Scott Impola, who was 49, died July 10, according to Senior Deputy District Attorney Chris Duff.

“It’s very unfortunate when anybody that young passes away,” Righeimer told City News Service. “I feel for his family. For them to lose someone that young, my goodness.”

Co-defendant Christopher Joseph Lanzillo, 47, is serving a one-year jail sentence. He pleaded guilty Sept. 28 to felony charges of false imprisonment and conspiracy to file a false police report. He was sentenced March 17 and began serving his term March 22.

Now that the criminal case is over, the civil suit Righeimer and former Costa Mesa City Councilman Steve Mensinger filed against the Costa Mesa Police Association can proceed, Righeimer said.

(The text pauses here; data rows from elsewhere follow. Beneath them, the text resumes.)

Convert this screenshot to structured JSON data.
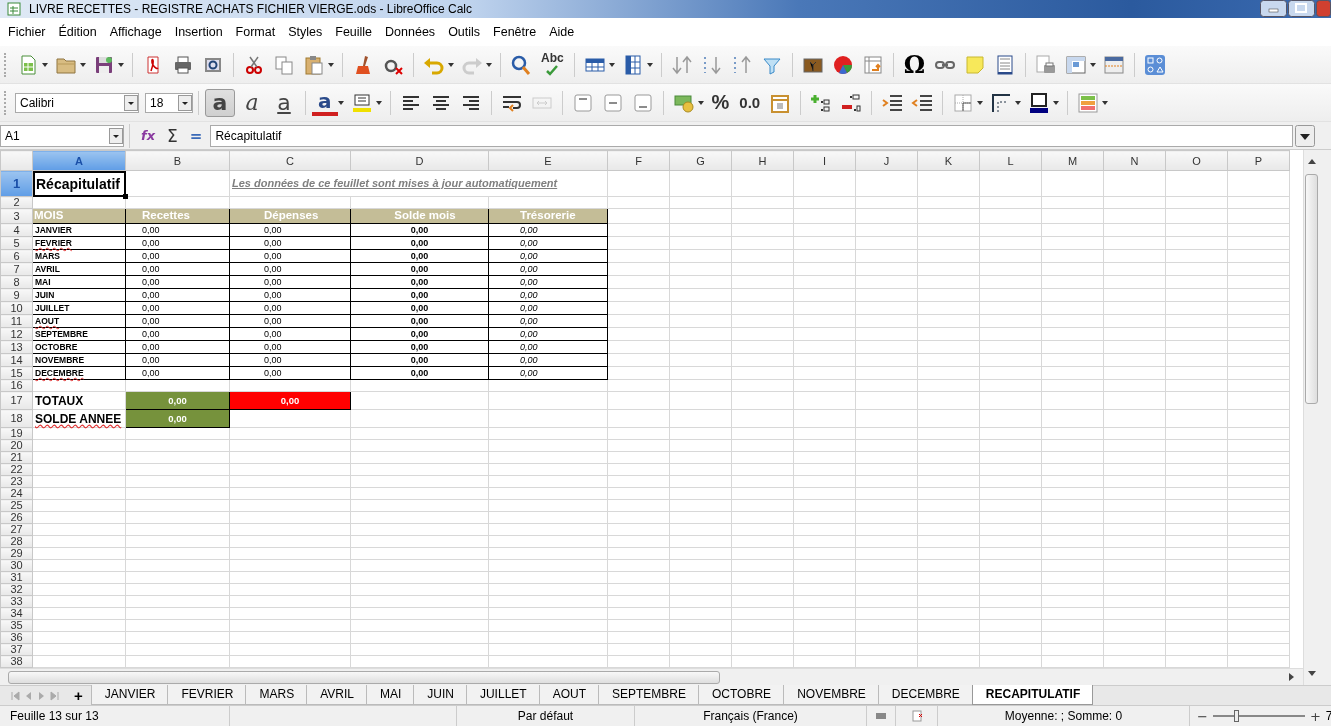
{
  "window": {
    "title": "LIVRE RECETTES - REGISTRE ACHATS FICHIER VIERGE.ods - LibreOffice Calc"
  },
  "menu": [
    "Fichier",
    "Édition",
    "Affichage",
    "Insertion",
    "Format",
    "Styles",
    "Feuille",
    "Données",
    "Outils",
    "Fenêtre",
    "Aide"
  ],
  "standard_toolbar": {
    "spellcheck_label": "Abc",
    "special_character": "Ω"
  },
  "format_toolbar": {
    "font_name": "Calibri",
    "font_size": "18",
    "style_buttons": [
      {
        "kind": "bold",
        "glyph": "a",
        "selected": true
      },
      {
        "kind": "italic",
        "glyph": "a",
        "selected": false
      },
      {
        "kind": "underline",
        "glyph": "a",
        "selected": false
      }
    ],
    "font_color_glyph": "a",
    "percent": "%",
    "number_format": "0.0"
  },
  "formula_bar": {
    "cell_ref": "A1",
    "buttons": [
      "fx",
      "Σ",
      "="
    ],
    "content": "Récapitulatif"
  },
  "sheet": {
    "columns": [
      {
        "letter": "A",
        "selected": true
      },
      {
        "letter": "B",
        "selected": false
      },
      {
        "letter": "C",
        "selected": false
      },
      {
        "letter": "D",
        "selected": false
      },
      {
        "letter": "E",
        "selected": false
      },
      {
        "letter": "F",
        "selected": false
      },
      {
        "letter": "G",
        "selected": false
      },
      {
        "letter": "H",
        "selected": false
      },
      {
        "letter": "I",
        "selected": false
      },
      {
        "letter": "J",
        "selected": false
      },
      {
        "letter": "K",
        "selected": false
      },
      {
        "letter": "L",
        "selected": false
      },
      {
        "letter": "M",
        "selected": false
      },
      {
        "letter": "N",
        "selected": false
      },
      {
        "letter": "O",
        "selected": false
      },
      {
        "letter": "P",
        "selected": false
      }
    ],
    "rows": [
      {
        "number": "1",
        "selected": true,
        "kind": "title",
        "title": "Récapitulatif",
        "note": "Les données de ce feuillet sont mises à jour automatiquement"
      },
      {
        "number": "2",
        "selected": false,
        "kind": "gap"
      },
      {
        "number": "3",
        "selected": false,
        "kind": "header",
        "cells": [
          "MOIS",
          "Recettes",
          "Dépenses",
          "Solde mois",
          "Trésorerie"
        ]
      },
      {
        "number": "4",
        "selected": false,
        "kind": "month",
        "month": "JANVIER",
        "spell_error": false,
        "recettes": "0,00",
        "depenses": "0,00",
        "solde": "0,00",
        "tresorerie": "0,00"
      },
      {
        "number": "5",
        "selected": false,
        "kind": "month",
        "month": "FEVRIER",
        "spell_error": true,
        "recettes": "0,00",
        "depenses": "0,00",
        "solde": "0,00",
        "tresorerie": "0,00"
      },
      {
        "number": "6",
        "selected": false,
        "kind": "month",
        "month": "MARS",
        "spell_error": false,
        "recettes": "0,00",
        "depenses": "0,00",
        "solde": "0,00",
        "tresorerie": "0,00"
      },
      {
        "number": "7",
        "selected": false,
        "kind": "month",
        "month": "AVRIL",
        "spell_error": false,
        "recettes": "0,00",
        "depenses": "0,00",
        "solde": "0,00",
        "tresorerie": "0,00"
      },
      {
        "number": "8",
        "selected": false,
        "kind": "month",
        "month": "MAI",
        "spell_error": false,
        "recettes": "0,00",
        "depenses": "0,00",
        "solde": "0,00",
        "tresorerie": "0,00"
      },
      {
        "number": "9",
        "selected": false,
        "kind": "month",
        "month": "JUIN",
        "spell_error": false,
        "recettes": "0,00",
        "depenses": "0,00",
        "solde": "0,00",
        "tresorerie": "0,00"
      },
      {
        "number": "10",
        "selected": false,
        "kind": "month",
        "month": "JUILLET",
        "spell_error": false,
        "recettes": "0,00",
        "depenses": "0,00",
        "solde": "0,00",
        "tresorerie": "0,00"
      },
      {
        "number": "11",
        "selected": false,
        "kind": "month",
        "month": "AOUT",
        "spell_error": true,
        "recettes": "0,00",
        "depenses": "0,00",
        "solde": "0,00",
        "tresorerie": "0,00"
      },
      {
        "number": "12",
        "selected": false,
        "kind": "month",
        "month": "SEPTEMBRE",
        "spell_error": false,
        "recettes": "0,00",
        "depenses": "0,00",
        "solde": "0,00",
        "tresorerie": "0,00"
      },
      {
        "number": "13",
        "selected": false,
        "kind": "month",
        "month": "OCTOBRE",
        "spell_error": false,
        "recettes": "0,00",
        "depenses": "0,00",
        "solde": "0,00",
        "tresorerie": "0,00"
      },
      {
        "number": "14",
        "selected": false,
        "kind": "month",
        "month": "NOVEMBRE",
        "spell_error": false,
        "recettes": "0,00",
        "depenses": "0,00",
        "solde": "0,00",
        "tresorerie": "0,00"
      },
      {
        "number": "15",
        "selected": false,
        "kind": "month",
        "month": "DECEMBRE",
        "spell_error": true,
        "recettes": "0,00",
        "depenses": "0,00",
        "solde": "0,00",
        "tresorerie": "0,00"
      },
      {
        "number": "16",
        "selected": false,
        "kind": "spacer"
      },
      {
        "number": "17",
        "selected": false,
        "kind": "total",
        "label": "TOTAUX",
        "spell_error": false,
        "values": [
          {
            "text": "0,00",
            "color": "#76923c"
          },
          {
            "text": "0,00",
            "color": "#ff0000"
          }
        ]
      },
      {
        "number": "18",
        "selected": false,
        "kind": "total",
        "label": "SOLDE ANNEE",
        "spell_error": true,
        "values": [
          {
            "text": "0,00",
            "color": "#76923c"
          }
        ]
      },
      {
        "number": "19",
        "selected": false,
        "kind": "empty"
      },
      {
        "number": "20",
        "selected": false,
        "kind": "empty"
      },
      {
        "number": "21",
        "selected": false,
        "kind": "empty"
      },
      {
        "number": "22",
        "selected": false,
        "kind": "empty"
      },
      {
        "number": "23",
        "selected": false,
        "kind": "empty"
      },
      {
        "number": "24",
        "selected": false,
        "kind": "empty"
      },
      {
        "number": "25",
        "selected": false,
        "kind": "empty"
      },
      {
        "number": "26",
        "selected": false,
        "kind": "empty"
      },
      {
        "number": "27",
        "selected": false,
        "kind": "empty"
      },
      {
        "number": "28",
        "selected": false,
        "kind": "empty"
      },
      {
        "number": "29",
        "selected": false,
        "kind": "empty"
      },
      {
        "number": "30",
        "selected": false,
        "kind": "empty"
      },
      {
        "number": "31",
        "selected": false,
        "kind": "empty"
      },
      {
        "number": "32",
        "selected": false,
        "kind": "empty"
      },
      {
        "number": "33",
        "selected": false,
        "kind": "empty"
      },
      {
        "number": "34",
        "selected": false,
        "kind": "empty"
      },
      {
        "number": "35",
        "selected": false,
        "kind": "empty"
      },
      {
        "number": "36",
        "selected": false,
        "kind": "empty"
      },
      {
        "number": "37",
        "selected": false,
        "kind": "empty"
      },
      {
        "number": "38",
        "selected": false,
        "kind": "empty"
      }
    ]
  },
  "sheet_tabs": {
    "add_label": "+",
    "tabs": [
      {
        "label": "JANVIER",
        "selected": false
      },
      {
        "label": "FEVRIER",
        "selected": false
      },
      {
        "label": "MARS",
        "selected": false
      },
      {
        "label": "AVRIL",
        "selected": false
      },
      {
        "label": "MAI",
        "selected": false
      },
      {
        "label": "JUIN",
        "selected": false
      },
      {
        "label": "JUILLET",
        "selected": false
      },
      {
        "label": "AOUT",
        "selected": false
      },
      {
        "label": "SEPTEMBRE",
        "selected": false
      },
      {
        "label": "OCTOBRE",
        "selected": false
      },
      {
        "label": "NOVEMBRE",
        "selected": false
      },
      {
        "label": "DECEMBRE",
        "selected": false
      },
      {
        "label": "RECAPITULATIF",
        "selected": true
      }
    ]
  },
  "status_bar": {
    "sheet_position": "Feuille 13 sur 13",
    "page_style": "Par défaut",
    "language": "Français (France)",
    "summary": "Moyenne: ; Somme: 0",
    "zoom": {
      "minus": "−",
      "plus": "+",
      "level": 0.25,
      "percent": "7"
    }
  }
}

“We’re finally going to get some discovery now that the criminal case is done,” Righeimer said. “We’ve gotten basically zero discovery.”

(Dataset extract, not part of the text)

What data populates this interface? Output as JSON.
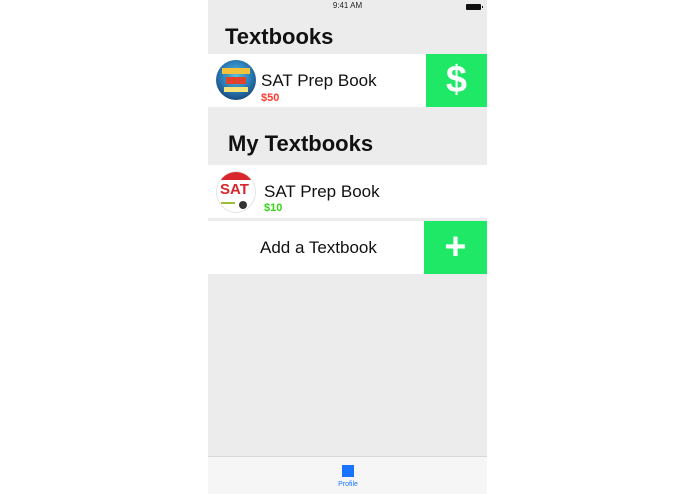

Impola and Lanzillo were accused of placing tracking devices on Mensinger’s car when he was on the City Council.

Righeimer was detained by police Aug. 22, 2012, for about 90 seconds, according to prosecutors. Lanzillo followed Righeimer in traffic and called 911 to falsely report erratic driving.

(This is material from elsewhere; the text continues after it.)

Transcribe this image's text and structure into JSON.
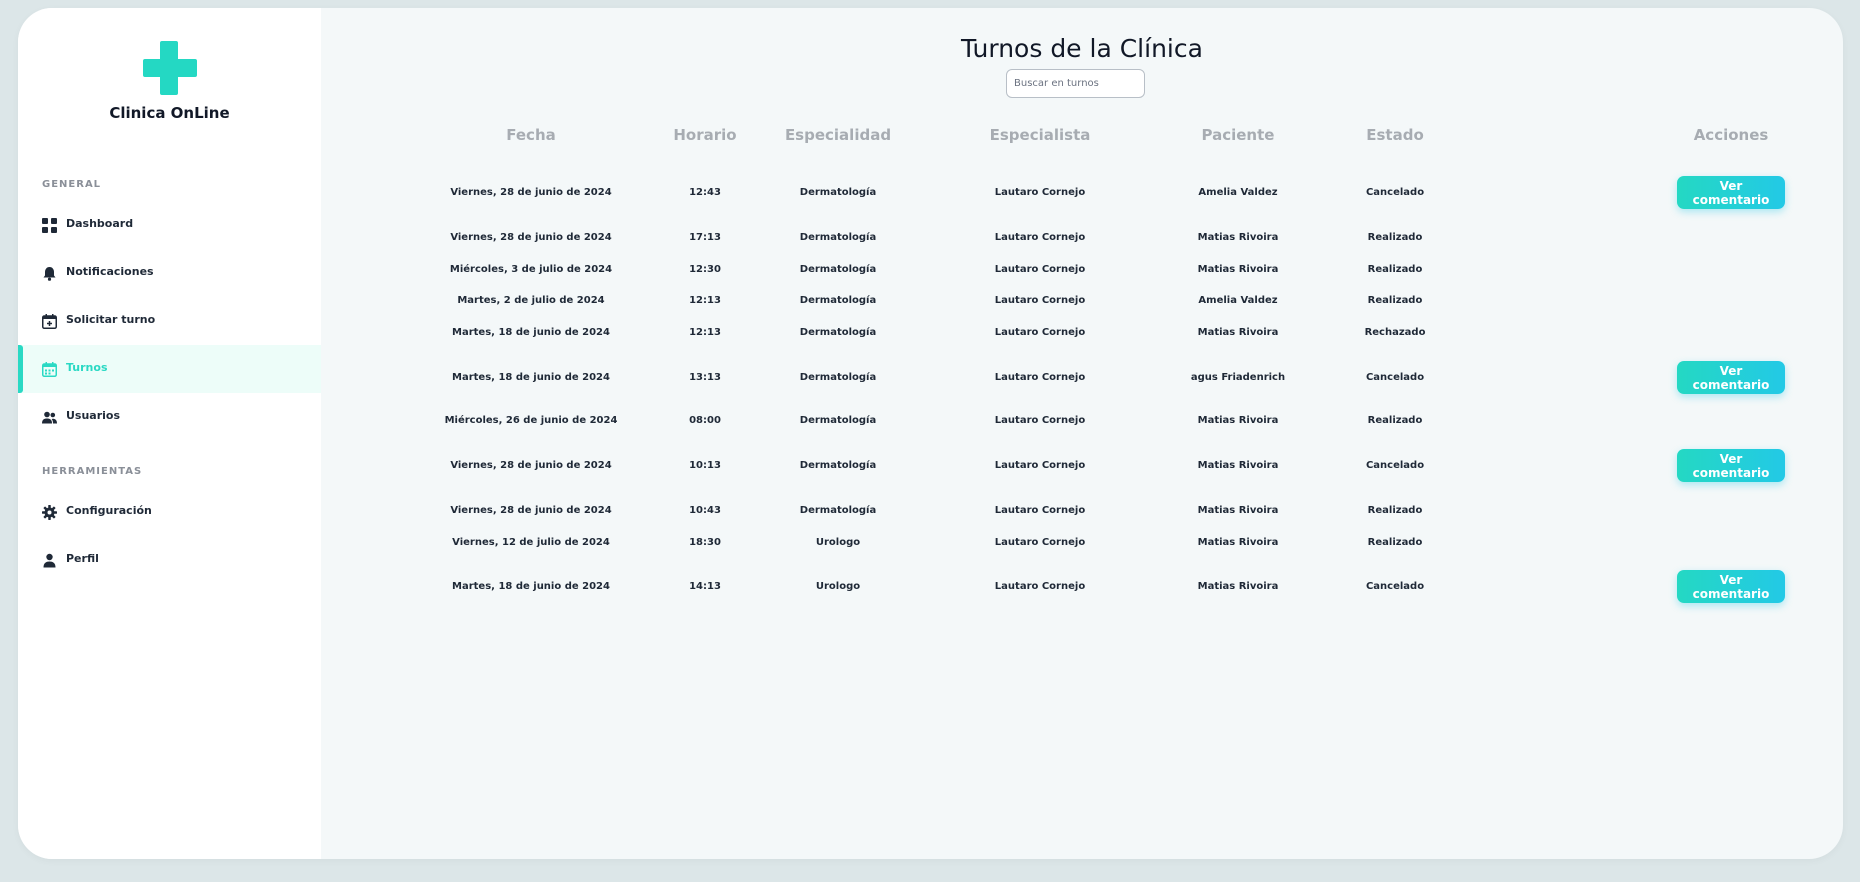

Prosecutors also alleged that the defendants got Kendrin Haskell to go to a restaurant owned by former Mayor Gary Monahan to try to “observe unethical behavior on behalf of Gary Monahan that could potentially affect the outcome of the Costa Mesa City Council election in November of 2012,” according to an arrest warrant issued in the case.

Impola’s attorney, David Vaughn, said his client had a strong argument for acquittal on the 911 call. Impola was just sitting in the bar when Lanzillo dialed 911, Vaughn said.

“There are no records of communication between him and Lanzillo while this whole thing was going down,” the defense attorney said. “He’s on videotape in the bar just sitting there. … At trial it would have come out he had no idea Lanzillo was going to do that.”

Vaughn said hundreds of people attended Impola’s funeral, including at least 100 from law enforcement, Vaughn said

“Speaker after speaker — people who knew him from high school through to the end — said you always felt like Scott was your best friend,” Vaughn said.

His friends said “he made everyone feel at ease,” Vaughn said.

Despite delays in the case, “He never complained,” his attorney said. “It was just remarkable.”

Impola was a police officer and then a detective for 17 years, earning at least seven commendations on the job, Vaughn said.